Demikian yang bisa kami sampaikan, semoga pembaca dapat mengambil manfaat
dan ilmu dari makalah ini.
i
DAFTAR ISI
di Masyarakat ................................................................................. 12
Keimanan ..................................................................................... 15
ii
BAB 1
PENDAHULUAN
Manusia sebagai makhluk Allah wajib tunduk kepada-Nya dengan cara menaati
segala perintah dan mejauhi larangan-Nya. Dengan menaati segala perintah-Nya
dan menjauhi larangan-Nya, suatu umat manusia akan hidup dengan nyaman dan
tentram.

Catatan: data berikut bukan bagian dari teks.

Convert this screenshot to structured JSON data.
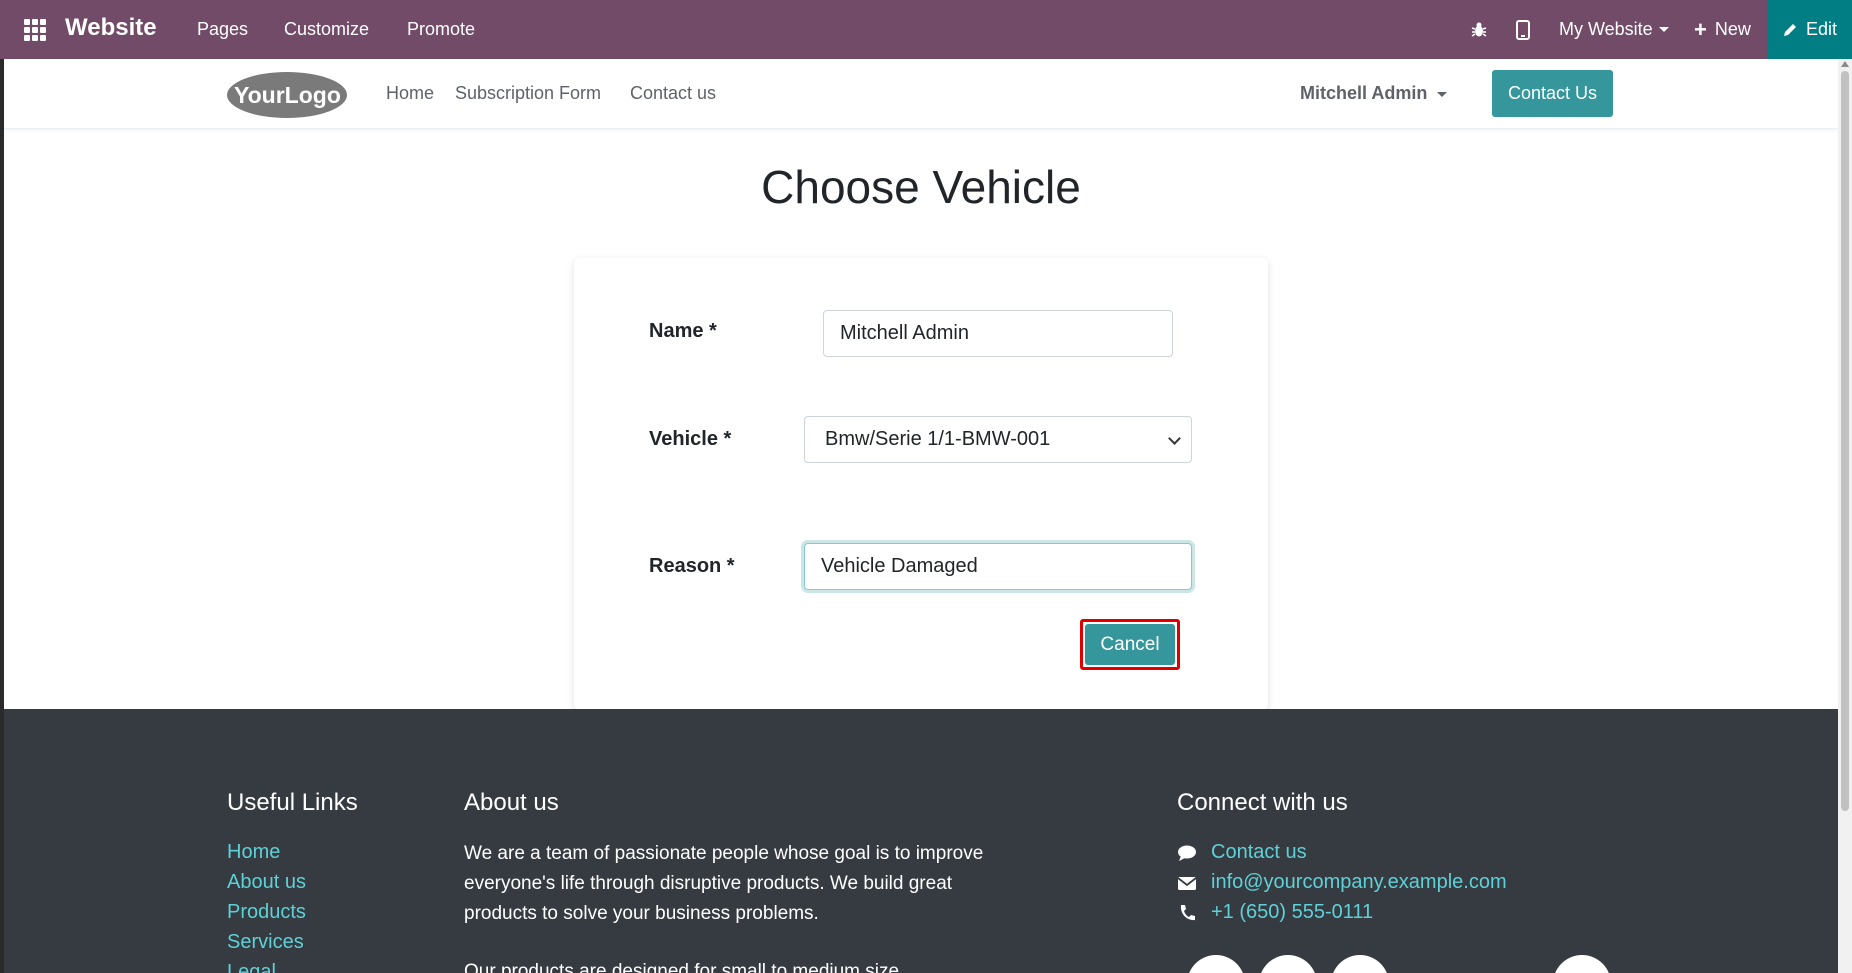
{
  "topbar": {
    "brand": "Website",
    "menu": [
      "Pages",
      "Customize",
      "Promote"
    ],
    "website_selector": "My Website",
    "new_label": "New",
    "edit_label": "Edit"
  },
  "header": {
    "logo_text": "YourLogo",
    "nav": [
      "Home",
      "Subscription Form",
      "Contact us"
    ],
    "user": "Mitchell Admin",
    "contact_button": "Contact Us"
  },
  "page": {
    "title": "Choose Vehicle"
  },
  "form": {
    "name_label": "Name *",
    "name_value": "Mitchell Admin",
    "vehicle_label": "Vehicle *",
    "vehicle_selected": "Bmw/Serie 1/1-BMW-001",
    "reason_label": "Reason *",
    "reason_value": "Vehicle Damaged",
    "cancel_label": "Cancel"
  },
  "footer": {
    "useful_links_heading": "Useful Links",
    "useful_links": [
      "Home",
      "About us",
      "Products",
      "Services",
      "Legal"
    ],
    "about_heading": "About us",
    "about_text": "We are a team of passionate people whose goal is to improve everyone's life through disruptive products. We build great products to solve your business problems.",
    "about_text_2": "Our products are designed for small to medium size",
    "connect_heading": "Connect with us",
    "contact_link": "Contact us",
    "email": "info@yourcompany.example.com",
    "phone": "+1 (650) 555-0111"
  },
  "colors": {
    "topbar": "#714b67",
    "edit": "#017e84",
    "primary": "#35979c",
    "footer": "#363b42",
    "footer_link": "#5ed1d6",
    "highlight": "#e00000"
  }
}
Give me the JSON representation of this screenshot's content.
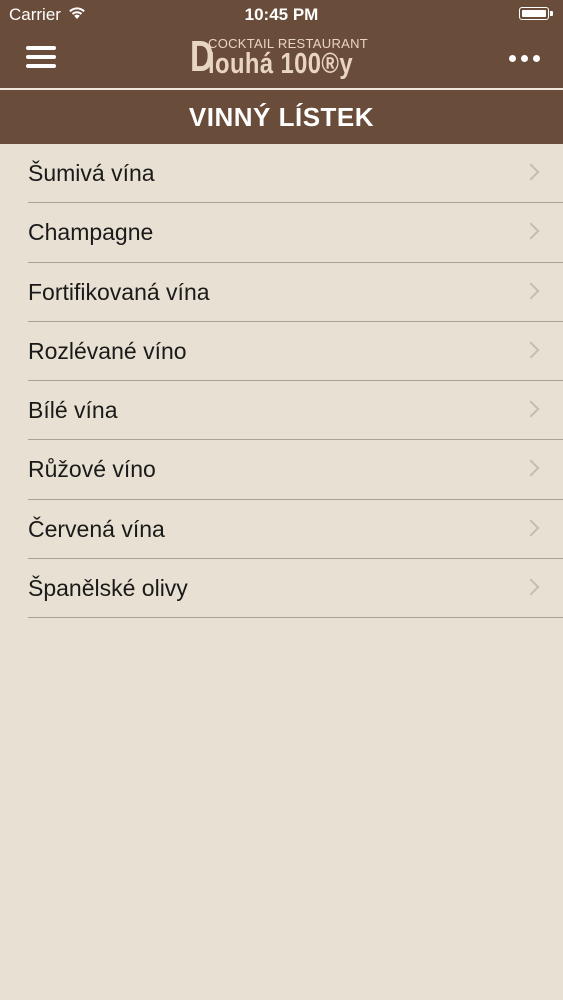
{
  "status_bar": {
    "carrier": "Carrier",
    "time": "10:45 PM"
  },
  "nav": {
    "logo_letter": "D",
    "logo_subtitle": "COCKTAIL RESTAURANT",
    "logo_name": "louhá 100®y",
    "menu_icon": "hamburger-icon",
    "more_icon": "ellipsis-icon"
  },
  "section": {
    "title": "VINNÝ LÍSTEK"
  },
  "items": [
    {
      "label": "Šumivá vína"
    },
    {
      "label": "Champagne"
    },
    {
      "label": "Fortifikovaná vína"
    },
    {
      "label": "Rozlévané víno"
    },
    {
      "label": "Bílé vína"
    },
    {
      "label": "Růžové víno"
    },
    {
      "label": "Červená vína"
    },
    {
      "label": "Španělské olivy"
    }
  ],
  "colors": {
    "header_brown": "#6a4c3b",
    "background": "#e8e0d2",
    "logo": "#e8d6c0"
  }
}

Salah satu caranya adalah dengan menjaga sikap dan perilaku kita dalam
menjalani hidup sesuai dengan kalam Allah dan sunnah Nabi Muhammad saw.,
termasuk bersikap jujur dalam kehidupan sehari-hari.
1
BAB 2
PEMBAHASAN
Dalam bahasa Arab, jujur semakna dengan “ash-Shidqu” atau “Shiddiq” yang
berarti benar, nyata, atau berkata benar. Sedangkan lawan kata dari dari jujur adalah
dusta atau dalam bahasa Arab disebut “al-Kadzibu”. Secara istilah, jujur bermakna
: (1) Kesesuaian antara ucapan dan perbuatan; (2) kesesuaian antara informasi dan
kenyataan; (3) ketegasan dan kemantapan hati; (4) sesuatu yang baik yang tidak
dicampuri kedustaan. Sementara itu, KBBI (Kamus Besar Bahasa Indonesia)
mendefinisikan jujur sebagai lurus hati, tidak berbohong, tidak curang, tulus, dan
ikhlas.
Sehingga dapat diartikan secara lengkap, bahwa jujur merupakan sikap seseorang
ketika berhadapan dengan sesuatu atau fenomena tertentu dan menceritakan
kejadian tersebut tanpa ada perubahan/modifikasi sedikitpun atau benar-benar
sesuai dengan realita yang terjadi. Sikap jujur merupakan apa yang keluar dari
dalam hati nurani setiap manusia dan bukan merupakan apa yang keluar dari hasil
pemikiran yang melibatkan otak dan hawa nafsu.
Dalam Agama Islam, setidaknya dikenal lima jenis sifat jujur yang harus dimiliki
oleh penganutnya, yaitu :
1. Shidq Al – Qalbi
Shidq Al – Qalbi merupakan sifat jujur yang penerapannya ada pada niat
seorang manusia. Salah satu tanda bahwa niat itu benar adalah niat tersebut
berbanding lurus dengan perbuatan di lapangan kehidupan. Karena niat saja
belum cukup jika tidak diiringi dengan kemauan dan kejujuran bahwa dirinya
akan berupaya sekuat tenaga mewujudkan niatnya tersebut.
2
Sebagaimana yang disebutkan dalam hadits : Dari Abu Hurairah, Nabi saw.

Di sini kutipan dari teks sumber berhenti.